Zen koans, by their nature and intent, are riddles that defy logic. They are meant to be contemplated at length and require one to approach the puzzles with a clear, open mind. Hard to do in the average 21st century life, where work doesn't end until 6 p.m. (at least) and the weekend means some extra time to do more work. But I have recently discovered Zen koans, and I craved some breathing room in which to ponder them. (I'm single and sick of Match.com, OK?) Sure, I could've gone to Lake Erie, but I needed real breathing space the kind that smells like pine needles and pure ozone.
Enter the Savage River Lodge.
About five hours southeast of Cleveland, in the tip-top western corner of Maryland, at approximately 2,700 feet above sea level, down a bumpy gravel road/trail, lies the lodge in all its glorious simplicity. I had 24 hours to slow down and contemplate. Would the lodge really be able to exorcise my stress in such a short period? Would it be possible to walk a little farther down my own personal path to enlightenment? Or at least understand that most puzzled-over koan of all, the sound of one hand clapping?
As the dust from the road settled around my car, it immediately hit me: silence. A layer of stress drifted away from me.
Now, that's not to say I was fleet-footed and fancy-free. But that moment held a whisper of things to come.
Owner Mike Russell (who runs the place with his wife, Jan, and their dog, Bodhi) gave me a quick tour. Part family summer house, part upscale retreat, the main lodge had me torn between stopping beside the stone fireplace at the bar that Mike and Jan take great care in stocking with a dizzying array of quality wines or alighting on one of the three levels of a porch facing tree-filled valleys and rolling hills.
Instead, I took a nap in my cabin.
Afterward, lingering on my personal front porch in a wooden rocking chair, feet and a mug of tea sharing a precarious perch on an upturned piece of firewood, I leafed through an old magazine from the coffee table and really did it: I let my thoughts ramble and wander, took in the forest before me and listened to the silence. It was a chance to forget about my workload, my priorities and deadlines, but without putting any new, pressing thoughts into my head. See, at Savage River, there are no pools, no golf courses or tennis courts, no event planners or schedule boards, nothing plastic or primary colored, no logos. It's just you and the trees.

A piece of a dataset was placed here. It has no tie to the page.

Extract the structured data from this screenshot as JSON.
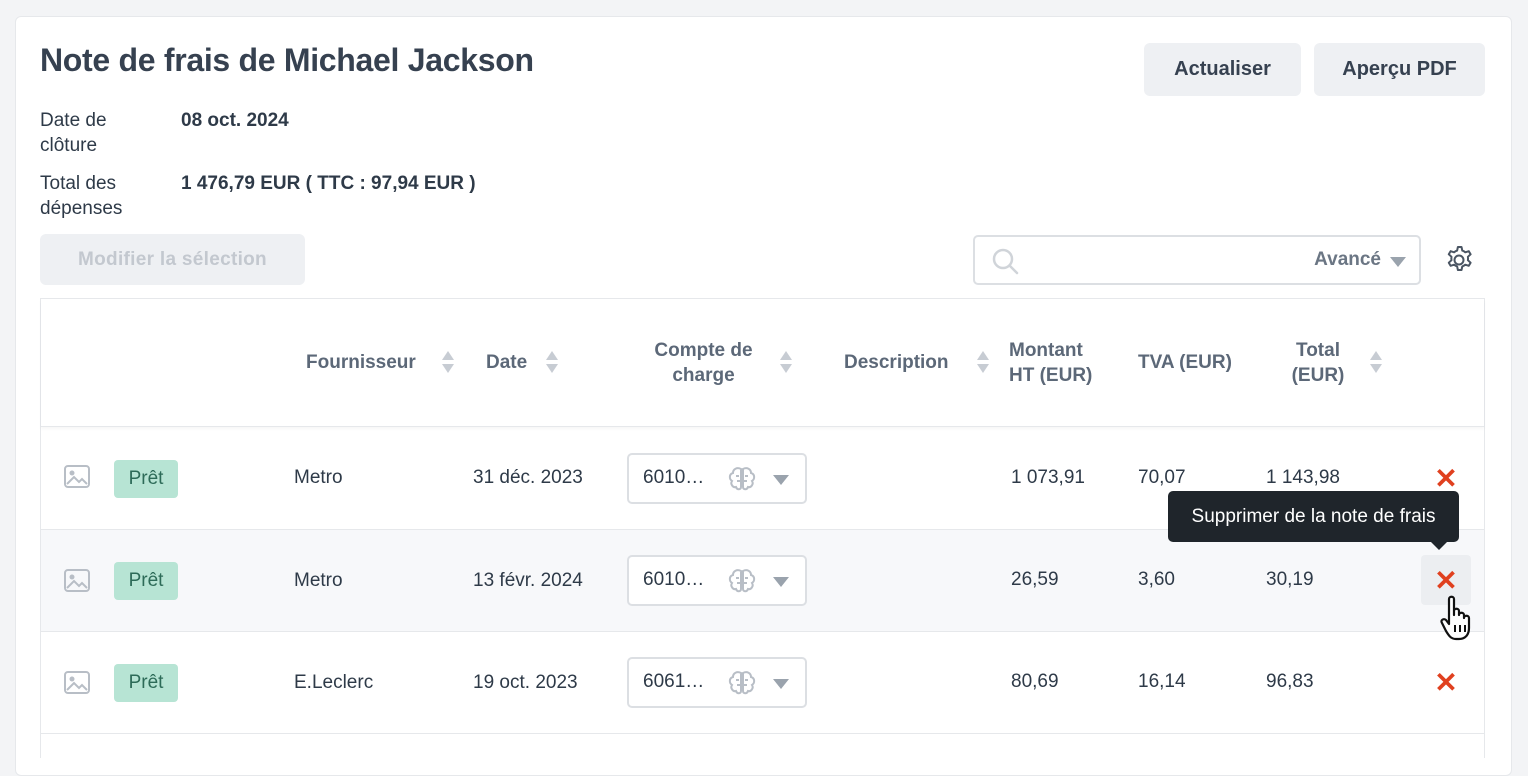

That evening I wandered down to the lodge for dinner. The Russells recently hired a former Maryland native and Johnson & Wales University graduate, Greg Carter, as their executive chef. He aims for a sort of high-class country menu, deftly listing blackened ahi tuna on the same menu with Savage River meatloaf. I opted for she-crab corn chowder, "salmon in a bag," which arrived wrapped in parchment pulled straight from their wood-fired oven, and a perfectly layered blueberry bread pudding. Right then and there, I decided I was never going home.
These rebel thoughts continued through the night, as I whiled away the evening in front of the fireplace (no TVs here) with a book I'd been meaning to get to and some hot cocoa I found in the cabin. I nestled into the queen-size bed in my little cabin's loft, and in the morning woke to a picnic basket outside my door with a mason jar of OJ, homemade blueberry muffins and a Washington Post. It was the fuel I needed for a morning mountain bike ride.
The lodge contains 15 miles of trails for hiking and biking. During the winter it books up fast with cross-country skiers and snowshoeing fanatics. But on the day I went out, I was alone on a trail that crept up steep ascents and plunged down toward the headwaters of the Savage River. It wound through a positively magical forest of frothy, spiky conifers and hugged thickets of jade, lime and rust-colored ferns. As I lazily explored the paths, I noticed the random sound of a single, quiet footfall. Pausing, I realized it was nothing more, nothing less than the sound of a leaf falling with a satisfied sigh to the forest ground. Don't call me Siddhartha just yet I still don't really get the answers to any koans. But I did release a load of stress that was a long time accumulating, and I found the time to recognize the sound of one leaf falling.